Vendredi 13 juin, la veille du défilé organisé à Washington à l’occasion des 250 ans de l’armée américaine — et du 79e anniversaire de Trump —, s’est tenue sur la base de Myer–Henderson Hall, sur la rive ouest du Potomac, une cérémonie particulière.
Quatre dirigeants du secteur de la tech issus de grandes entreprises comme OpenAI, Meta ou Palantir, ont intégré l’armée de réserve des États-Unis avec le grade de lieutenant-colonel. Contrairement aux autres réservistes, ils ne devraient toutefois jamais être déployés sur des théâtres d’opérations.
- Le directeur de la technologie (CTO) de Palantir Shyam Sankar, de Meta Andrew Bosworth, le directeur des produits (CPO) Kevin Weil ainsi que l’ex-directeur de la recherche d’OpenAI Bob McGrew sont les quatre premiers officiers de réserve recrutés pour intégrer le Detachment 201.
- Ce projet, dont l’origine remonte au mandat de Joe Biden — et dont le nom est une référence à un code utilisé en HTTP pour signaler la création d’une nouvelle ressource —, a été initié par Brynt Parmeter, nommé premier directeur de la gestion des talents du Pentagone en avril 2023.
- Placé auprès du sous-secrétaire à la Défense chargé du personnel et de la préparation, le rôle de Parmeter est d’identifier des domaines en mutation rapide dans lesquels l’armée bénéficierait de l’acquisition de « talents de classe mondiale » qui agiraient comme des consultants internes au Pentagone sur des sujets de pointe, comme l’intelligence artificielle.
- Parmeter souhaiterait recruter une douzaine de réservistes au sein de Detachment 201 avant d’étendre le programme à plusieurs milliers de personnes au cours des deux prochaines années 1.
Il existe peu d’informations quant aux missions concrètes qui seront confiées à Sankar, Bosworth, Weil et McGrew. Ces derniers devraient recevoir une formation militaire aménagée et seront susceptibles de servir au plus haut niveau des chaînes de commandement comme au niveau tactique, directement au contact des soldats 2. Leur rôle sera d’assister et de conseiller l’armée sur les manières d’intégrer l’intelligence artificielle dans ses opérations et processus de décision.
Il s’agit de la dernière initiative de l’administration Trump en date visant à construire des ponts entre la Silicon Valley et l’armée.
- Cette forme inhabituelle de coopération placera toutefois des dirigeants d’entreprises parmi les plus importantes dans les secteurs de l’intelligence artificielle et de la défense directement au centre du Pentagone, tout en conservant leurs postes actuels.
- Ils devraient ainsi bénéficier de connaissances directes des besoins et difficultés rencontrées par l’armée américaine pour intégrer l’IA à ses missions, tout en travaillant simultanément à l’obtention de contrats militaires.
- Depuis le début du deuxième mandat de Trump, des entreprises combinant technologie et défense comme Palantir ou Anduril ont remporté des contrats de plusieurs centaines de millions de dollars pour développer des outils pour le Pentagone.
- En décembre, Sam Altman avait quant à lui levé le tabou portant sur l’utilisation de ses modèles d’IA à des fins militaires en annonçant « développer et déployer de manière responsable des solutions avancées d’intelligence artificielle pour les missions de sécurité nationale » dans le cadre d’un partenariat avec Anduril 3.

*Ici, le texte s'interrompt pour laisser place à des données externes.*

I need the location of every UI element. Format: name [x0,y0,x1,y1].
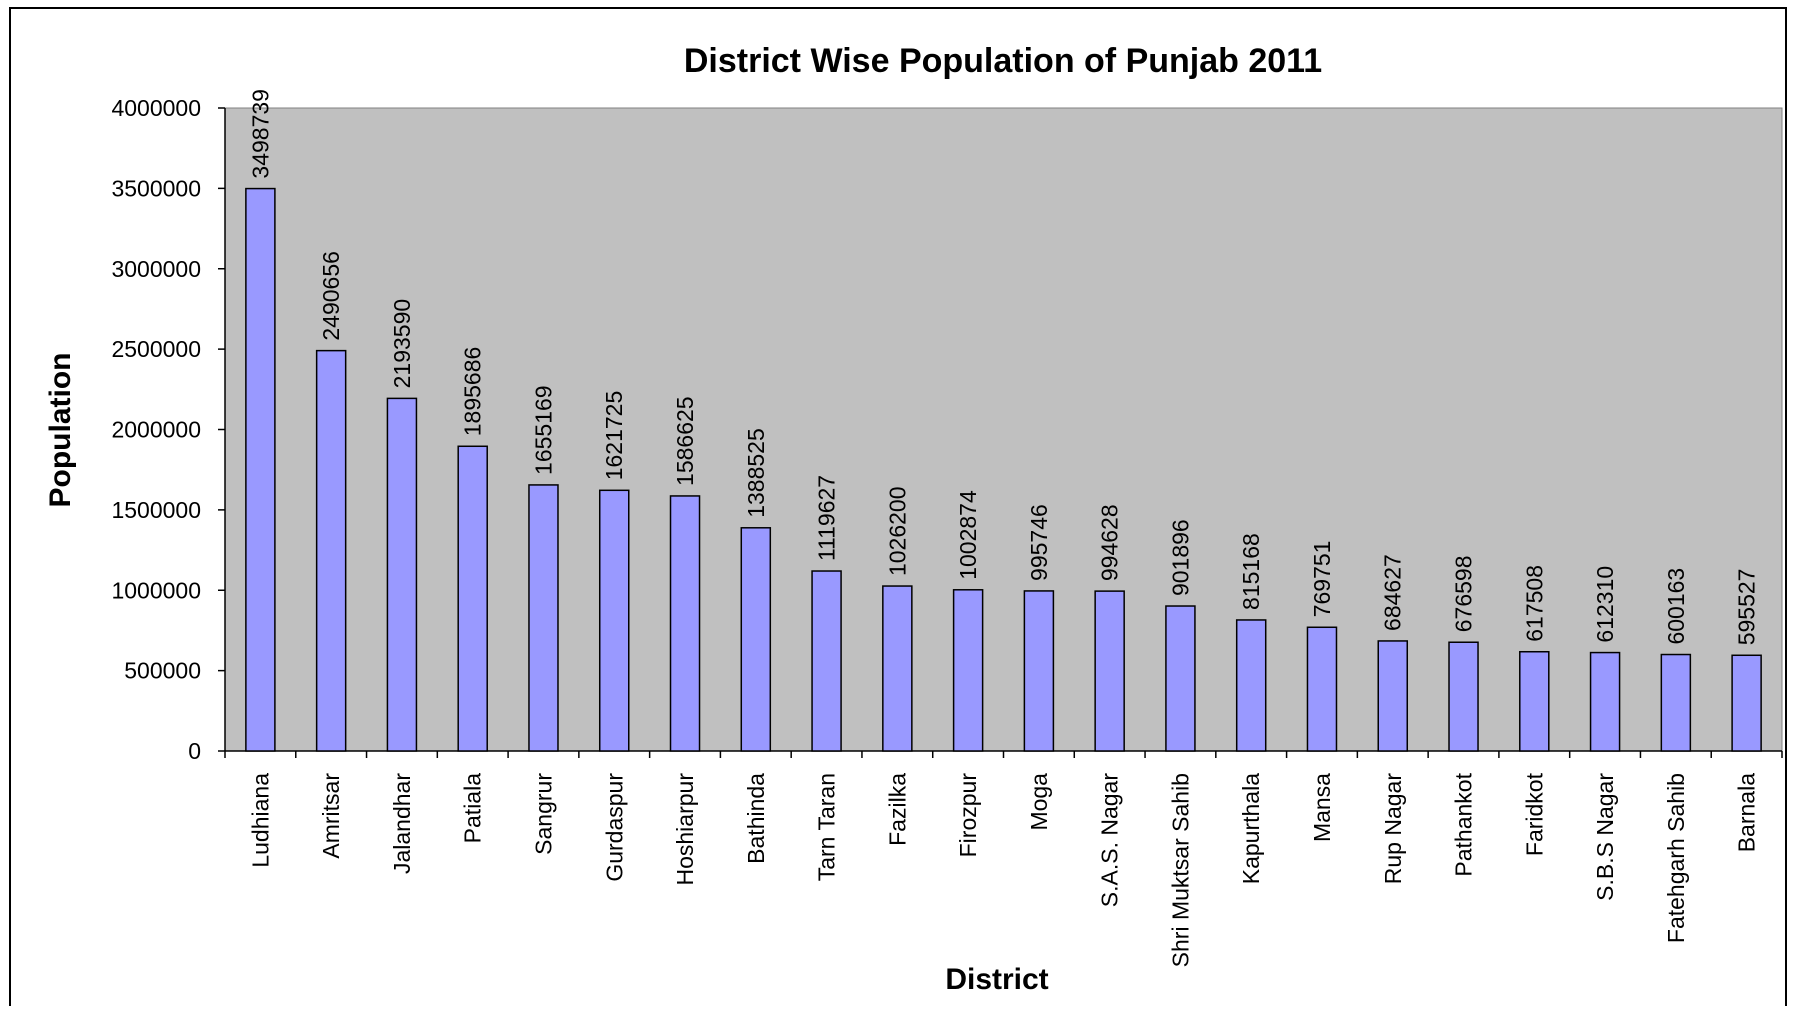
data-label: 1002874 [955,490,981,580]
data-label: 1621725 [601,391,627,481]
y-tick-label: 3500000 [111,175,201,201]
data-label: 1655169 [530,385,556,475]
bar [1165,605,1196,752]
data-label: 901896 [1167,519,1193,596]
bar [1448,641,1479,752]
y-tick-label: 4000000 [111,95,201,121]
x-tick-label: Patiala [460,773,486,844]
chart-title: District Wise Population of Punjab 2011 [684,42,1322,80]
data-label: 1119627 [814,475,840,561]
data-label: 1388525 [743,428,769,518]
x-tick-label: Shri Muktsar Sahib [1167,773,1193,967]
x-tick-label: Gurdaspur [601,773,627,882]
bar [811,570,842,752]
bar [740,527,772,752]
data-label: 676598 [1451,555,1477,632]
data-label: 1895686 [460,347,486,437]
x-tick-label: Sangrur [530,773,556,855]
y-tick-label: 1000000 [111,577,201,603]
data-label: 3498739 [247,89,273,179]
y-tick-label: 0 [188,738,201,764]
bar [1023,590,1055,752]
x-tick-label: Jalandhar [389,773,415,874]
y-tick-label: 500000 [124,658,201,684]
x-tick-label: Ludhiana [247,773,273,868]
data-label: 595527 [1734,569,1760,646]
data-label: 815168 [1238,533,1264,610]
x-tick-label: Hoshiarpur [672,773,698,886]
x-tick-label: Moga [1026,773,1052,831]
x-tick-label: S.B.S Nagar [1592,773,1618,901]
bar [245,187,276,752]
data-label: 1586625 [672,396,698,486]
bar [1235,619,1267,752]
bar [669,495,701,752]
data-label: 684627 [1380,554,1406,631]
bars: 3498739 2490656 2193590 1895686 1655169 16217… [245,89,1762,752]
data-label: 2490656 [318,251,344,341]
bar [952,589,984,752]
bar [882,585,913,752]
x-tick-label: S.A.S. Nagar [1097,773,1123,908]
data-label: 612310 [1592,566,1618,643]
y-tick-label: 2000000 [111,417,201,443]
x-tick-label: Fatehgarh Sahib [1663,773,1689,943]
x-tick-label: Amritsar [318,773,344,859]
x-tick-label: Kapurthala [1238,773,1264,884]
y-tick-label: 2500000 [111,336,201,362]
data-label: 769751 [1309,541,1335,618]
data-label: 2193590 [389,299,415,389]
y-axis: 0 500000 1000000 1500000 2000000 2500000 30000… [111,95,226,764]
bar [1660,653,1692,752]
x-tick-label: Rup Nagar [1380,773,1406,885]
bar [1519,650,1550,752]
bar [1094,590,1125,752]
bar [528,484,559,752]
x-tick-label: Pathankot [1451,772,1477,876]
x-tick-label: Bathinda [743,773,769,864]
x-tick-label: Firozpur [955,773,981,858]
data-label: 600163 [1663,568,1689,645]
data-label: 994628 [1097,504,1123,581]
x-tick-label: Barnala [1734,773,1760,852]
data-label: 1026200 [884,486,910,576]
y-tick-label: 3000000 [111,256,201,282]
x-axis-title: District [945,963,1048,996]
bar [1731,654,1762,752]
bar [598,489,630,752]
data-label: 617508 [1521,565,1547,642]
bar [386,397,418,752]
x-tick-label: Tarn Taran [814,773,840,881]
x-tick-label: Faridkot [1521,772,1547,856]
x-tick-label: Fazilka [884,773,910,846]
y-axis-title: Population [44,353,77,508]
x-tick-label: Mansa [1309,773,1335,842]
bar [457,445,488,752]
bar [1306,626,1338,752]
bar [315,349,347,752]
data-label: 995746 [1026,504,1052,581]
y-tick-label: 1500000 [111,497,201,523]
bar [1589,651,1621,752]
bar [1377,640,1409,752]
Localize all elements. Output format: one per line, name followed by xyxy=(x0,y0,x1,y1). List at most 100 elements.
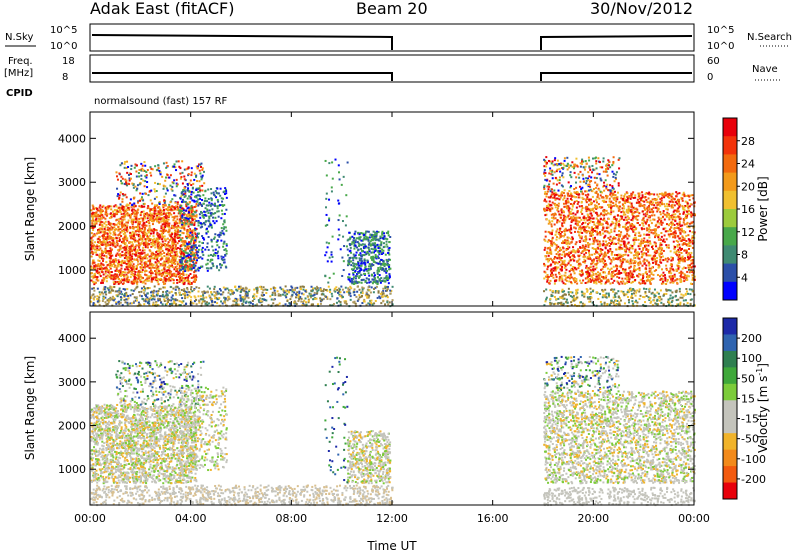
power-cell xyxy=(171,242,174,245)
power-cell xyxy=(627,226,630,229)
power-cell xyxy=(373,237,376,240)
power-cell xyxy=(142,213,145,216)
power-cell xyxy=(149,190,152,193)
power-cell xyxy=(109,232,112,235)
power-cell xyxy=(163,230,166,233)
power-cell xyxy=(378,239,381,242)
power-cell xyxy=(651,203,654,206)
power-cell xyxy=(108,265,111,268)
power-cell xyxy=(606,249,609,252)
power-cell xyxy=(133,236,136,239)
power-cell xyxy=(145,269,148,272)
power-cell xyxy=(192,182,195,185)
power-cell xyxy=(367,230,370,233)
power-cell xyxy=(181,216,184,219)
power-cell xyxy=(142,222,145,225)
power-cell xyxy=(666,211,669,214)
power-cell xyxy=(683,231,686,234)
power-cell xyxy=(96,232,99,235)
power-cell xyxy=(163,276,166,279)
power-cell xyxy=(124,268,127,271)
power-cell xyxy=(104,248,107,251)
power-cell xyxy=(656,274,659,277)
power-cell xyxy=(178,209,181,212)
power-cell xyxy=(150,228,153,231)
power-cell xyxy=(646,206,649,209)
power-cell xyxy=(375,233,378,236)
power-cell xyxy=(158,237,161,240)
power-cell xyxy=(350,251,353,254)
power-cell xyxy=(352,237,355,240)
power-cell xyxy=(570,228,573,231)
power-cell xyxy=(561,225,564,228)
power-cell xyxy=(652,201,655,204)
power-cell xyxy=(636,274,639,277)
power-cell xyxy=(155,263,158,266)
power-cell xyxy=(560,269,563,272)
power-cell xyxy=(595,217,598,220)
power-cell xyxy=(158,216,161,219)
power-cell xyxy=(109,267,112,270)
power-cell xyxy=(638,197,641,200)
power-cell xyxy=(99,265,102,268)
power-cell xyxy=(154,278,157,281)
power-cell xyxy=(665,244,668,247)
power-cell xyxy=(612,265,615,268)
power-cell xyxy=(154,209,157,212)
power-cell xyxy=(591,195,594,198)
power-cell xyxy=(653,218,656,221)
power-cell xyxy=(556,197,559,200)
power-cell xyxy=(366,261,369,264)
power-cell xyxy=(166,189,169,192)
power-cell xyxy=(116,175,119,178)
power-cell xyxy=(634,196,637,199)
power-cell xyxy=(122,205,125,208)
power-cell xyxy=(669,215,672,218)
power-cell xyxy=(186,189,189,192)
power-cell xyxy=(375,255,378,258)
power-cell xyxy=(139,234,142,237)
power-cell xyxy=(664,276,667,279)
power-cell xyxy=(139,230,142,233)
power-cell xyxy=(122,246,125,249)
power-cell xyxy=(584,240,587,243)
power-cell xyxy=(216,205,219,208)
power-cell xyxy=(603,201,606,204)
power-cell xyxy=(140,277,143,280)
power-cell xyxy=(202,215,205,218)
power-cell xyxy=(171,205,174,208)
power-cell xyxy=(345,215,348,218)
power-cell xyxy=(168,205,171,208)
power-cell xyxy=(624,223,627,226)
power-cell xyxy=(93,226,96,229)
power-cell xyxy=(134,254,137,257)
power-cell xyxy=(110,208,113,211)
power-cell xyxy=(118,248,121,251)
power-cell xyxy=(630,228,633,231)
power-cell xyxy=(205,263,208,266)
power-cell xyxy=(97,264,100,267)
power-cell xyxy=(557,251,560,254)
power-cell xyxy=(94,248,97,251)
power-cell xyxy=(179,268,182,271)
power-cell xyxy=(184,276,187,279)
power-cell xyxy=(149,209,152,212)
power-cell xyxy=(157,260,160,263)
power-cell xyxy=(100,252,103,255)
power-cell xyxy=(163,268,166,271)
power-cell xyxy=(364,246,367,249)
power-cell xyxy=(129,236,132,239)
power-cell xyxy=(133,233,136,236)
power-cell xyxy=(586,209,589,212)
power-cell xyxy=(592,259,595,262)
power-cell xyxy=(188,236,191,239)
power-cell xyxy=(596,213,599,216)
power-cell xyxy=(137,172,140,175)
power-cell xyxy=(92,224,95,227)
power-cell xyxy=(120,235,123,238)
power-cell xyxy=(133,232,136,235)
power-cell xyxy=(150,272,153,275)
power-cell xyxy=(189,246,192,249)
power-cell xyxy=(669,281,672,284)
power-cell xyxy=(222,261,225,264)
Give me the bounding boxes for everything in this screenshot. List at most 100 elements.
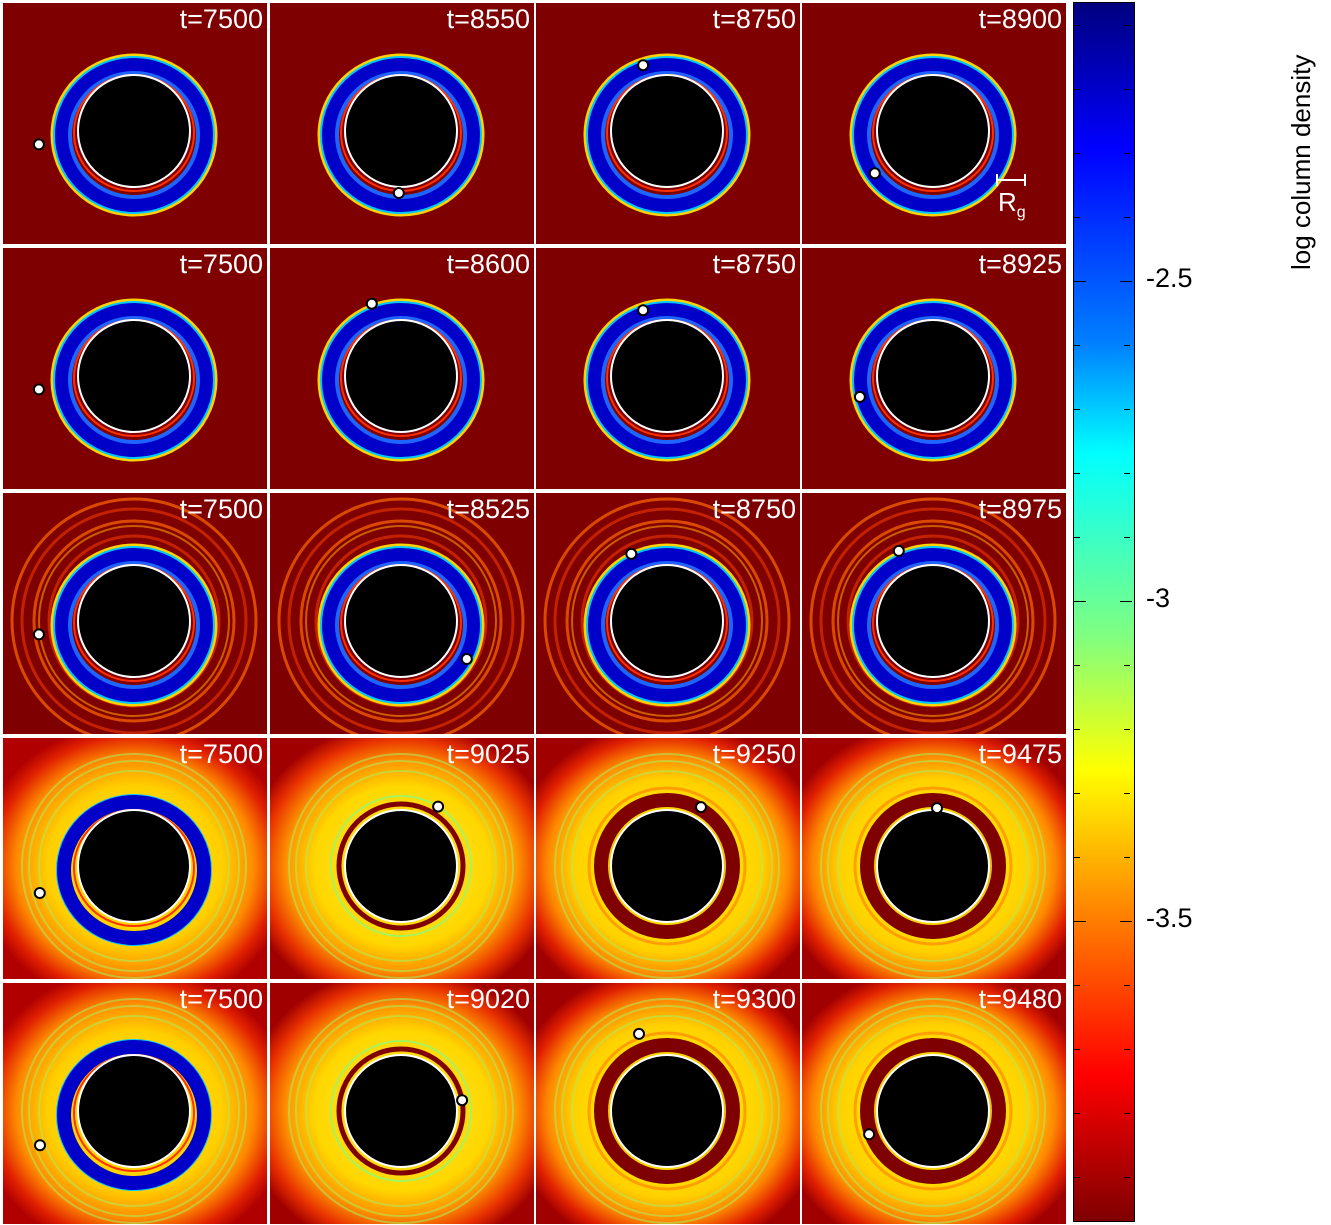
- colorbar-tick: [1074, 345, 1080, 346]
- colorbar-tick: [1124, 985, 1130, 986]
- colorbar-title-text: log column density: [1286, 54, 1316, 270]
- colorbar-tick-label-2: -3: [1146, 583, 1171, 613]
- simulation-panel: t=8975: [802, 493, 1066, 734]
- time-label: t=8525: [446, 494, 530, 524]
- scale-bar-line: [996, 179, 1026, 181]
- colorbar-tick: [1124, 217, 1130, 218]
- colorbar-tick: [1124, 409, 1130, 410]
- simulation-panel: t=9020: [270, 983, 534, 1224]
- simulation-panel: t=8750: [536, 493, 800, 734]
- density-map: [270, 983, 534, 1224]
- panel-grid: t=7500 t=8550 t=8750 t=8900 Rg t=7500 t=8600 t=…: [3, 3, 1066, 1224]
- colorbar-tick: [1074, 793, 1080, 794]
- density-map: [3, 493, 267, 734]
- density-map: [3, 738, 267, 979]
- colorbar-tick: [1074, 1049, 1080, 1050]
- colorbar-tick: [1074, 729, 1080, 730]
- colorbar-tick: [1124, 857, 1130, 858]
- time-label: t=7500: [179, 984, 263, 1014]
- simulation-panel: t=9250: [536, 738, 800, 979]
- density-map: [536, 983, 800, 1224]
- simulation-panel: t=7500: [3, 248, 267, 489]
- time-label: t=7500: [179, 494, 263, 524]
- density-map: [536, 248, 800, 489]
- colorbar-tick: [1120, 921, 1132, 922]
- time-label: t=7500: [179, 739, 263, 769]
- colorbar-tick: [1074, 665, 1080, 666]
- density-map: [536, 738, 800, 979]
- time-label: t=8975: [978, 494, 1062, 524]
- colorbar-tick: [1074, 921, 1086, 922]
- time-label: t=7500: [179, 249, 263, 279]
- colorbar-tick: [1124, 345, 1130, 346]
- time-label: t=8750: [712, 249, 796, 279]
- density-map: [3, 983, 267, 1224]
- colorbar-tick: [1124, 537, 1130, 538]
- density-map: [270, 493, 534, 734]
- colorbar-tick: [1074, 1113, 1080, 1114]
- colorbar-tick: [1074, 1177, 1080, 1178]
- simulation-panel: t=8525: [270, 493, 534, 734]
- colorbar-tick: [1120, 281, 1132, 282]
- simulation-panel: t=8900 Rg: [802, 3, 1066, 244]
- colorbar-gradient: [1073, 2, 1135, 1222]
- time-label: t=8600: [446, 249, 530, 279]
- colorbar: [1073, 0, 1135, 1225]
- colorbar-tick: [1074, 153, 1080, 154]
- time-label: t=8550: [446, 4, 530, 34]
- colorbar-tick: [1124, 153, 1130, 154]
- colorbar-tick: [1074, 857, 1080, 858]
- colorbar-tick: [1074, 25, 1080, 26]
- time-label: t=9475: [978, 739, 1062, 769]
- density-map: [3, 3, 267, 244]
- simulation-panel: t=9475: [802, 738, 1066, 979]
- time-label: t=9025: [446, 739, 530, 769]
- simulation-panel: t=8550: [270, 3, 534, 244]
- colorbar-tick: [1120, 601, 1132, 602]
- time-label: t=9480: [978, 984, 1062, 1014]
- time-label: t=8900: [978, 4, 1062, 34]
- colorbar-tick: [1124, 1177, 1130, 1178]
- colorbar-tick: [1074, 473, 1080, 474]
- colorbar-tick-label-3: -3.5: [1146, 903, 1193, 933]
- colorbar-tick: [1074, 537, 1080, 538]
- simulation-panel: t=8750: [536, 248, 800, 489]
- density-map: [3, 248, 267, 489]
- colorbar-tick: [1124, 729, 1130, 730]
- colorbar-tick: [1074, 281, 1086, 282]
- simulation-panel: t=7500: [3, 3, 267, 244]
- density-map: [270, 738, 534, 979]
- simulation-panel: t=7500: [3, 738, 267, 979]
- density-map: [802, 3, 1066, 244]
- simulation-panel: t=7500: [3, 493, 267, 734]
- colorbar-tick: [1124, 1049, 1130, 1050]
- simulation-panel: t=9025: [270, 738, 534, 979]
- time-label: t=8925: [978, 249, 1062, 279]
- time-label: t=8750: [712, 494, 796, 524]
- simulation-panel: t=8925: [802, 248, 1066, 489]
- colorbar-tick: [1074, 409, 1080, 410]
- colorbar-tick: [1124, 473, 1130, 474]
- colorbar-tick: [1074, 89, 1080, 90]
- simulation-panel: t=8750: [536, 3, 800, 244]
- density-map: [270, 3, 534, 244]
- time-label: t=7500: [179, 4, 263, 34]
- scale-bar-label: R: [998, 187, 1017, 217]
- colorbar-tick: [1124, 1113, 1130, 1114]
- density-map: [802, 248, 1066, 489]
- simulation-panel: t=8600: [270, 248, 534, 489]
- density-map: [270, 248, 534, 489]
- density-map: [536, 3, 800, 244]
- scale-bar-tick-right: [1024, 174, 1026, 186]
- colorbar-tick: [1124, 89, 1130, 90]
- time-label: t=9300: [712, 984, 796, 1014]
- simulation-panel: t=9300: [536, 983, 800, 1224]
- scale-bar-tick-left: [996, 174, 998, 186]
- simulation-panel: t=9480: [802, 983, 1066, 1224]
- colorbar-tick: [1124, 793, 1130, 794]
- density-map: [802, 738, 1066, 979]
- density-map: [802, 983, 1066, 1224]
- time-label: t=8750: [712, 4, 796, 34]
- colorbar-tick: [1074, 985, 1080, 986]
- density-map: [802, 493, 1066, 734]
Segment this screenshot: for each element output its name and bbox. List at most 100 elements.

- L’entreprise de Palmer Luckey a également annoncé le mois dernier travailler avec Meta, multinationale fondée par Mark Zuckerberg à la tête de Facebook, Instagram et WhatsApp, pour créer des technologies immersives (XR) visant à améliorer la perception des soldats et leur permettre de « contrôler intuitivement des systèmes autonomes » sur le champ de bataille 4.
La participation toujours plus étroite entre les entreprises de la tech et l’État fédéral américain concrétise en un sens la volonté de Peter Thiel qui l’avait poussé à fonder Palantir en 2003 : ramener le complexe militaro-industriel dans la Silicon Valley, où celui-ci était très présent depuis la Seconde Guerre mondiale et jusque dans les années 1960. Ce rapprochement est notamment permis par l’explosion des start-ups combinant l’IA et la défense, qui rivalisent désormais avec les géants du secteur comme Raytheon, Lockheed Martin ou Northrop Grumman.
Sources
- Heather Somerville, « Wanted : Weekend Warriors in Tech », The Wall Street Journal, 21 octobre 2024.
- Steven Levy, « What Big Tech’s Band of Execs Will Do in the Army », Wired, 20 juin 2025.
- Anduril Partners with OpenAI to Advance U.S. Artificial Intelligence Leadership and Protect U.S. and Allied Forces, 4 décembre 2024.
- Anduril and Meta Team Up to Transform XR for the American Military, 29 mai 2025.